Em Tóquio, saiu do banco para poder pôr em seu currículo o maior galardão da história TRICOLOR.
Finalmente, fica a torcida da maior parte dos GREMISTAS pelo querido PÓ DE ARROZ, nosso verdadeiro co-irmão carioca.
Eu amo o Rio. Amo os cariocas. E detesto inverno. Já morei lá. Ficou a saudade de um povo que, em diversos aspectos, é mais solidário e mais boa praça do que o gaúcho.
Ao invés de richas imbecis incentivadas pela mídia só pra vender jornal, deveríamos aprender com eles tanto quanto o GRÊMIO ensina aos jogadores de lá expatriados para cá.

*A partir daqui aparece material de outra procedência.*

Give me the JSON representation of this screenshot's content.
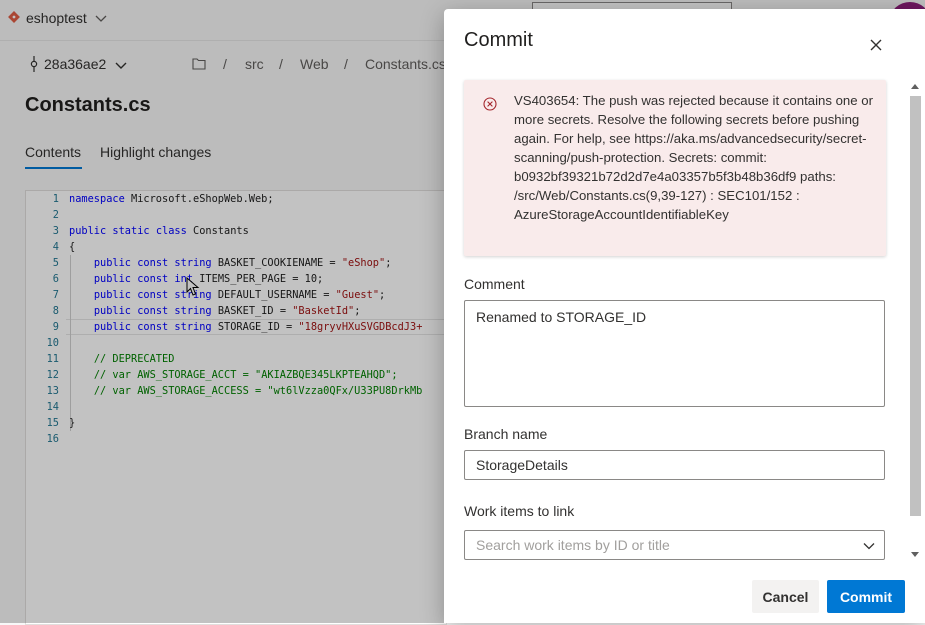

Pra terminar, o GRÊMIO não tem culpa se o BOCA, origem de quase todos os cânticos e gritos de guerra plagiados pela GERAL DO GRÊMIO, nos venceu na final de 2007. O APITO DO BLACKÃO é totalmente apaixonado pelo futebol argentino e condena toda e qualquer rixa incentivada por uma mídia que só se interessa em vender e por uma ala pouco inteligente da torcida.
Mesmo assim, só mesmo RENATO PORTALUPPI para me fazer torcer por um outro time brasileiro na LIBERTADORES.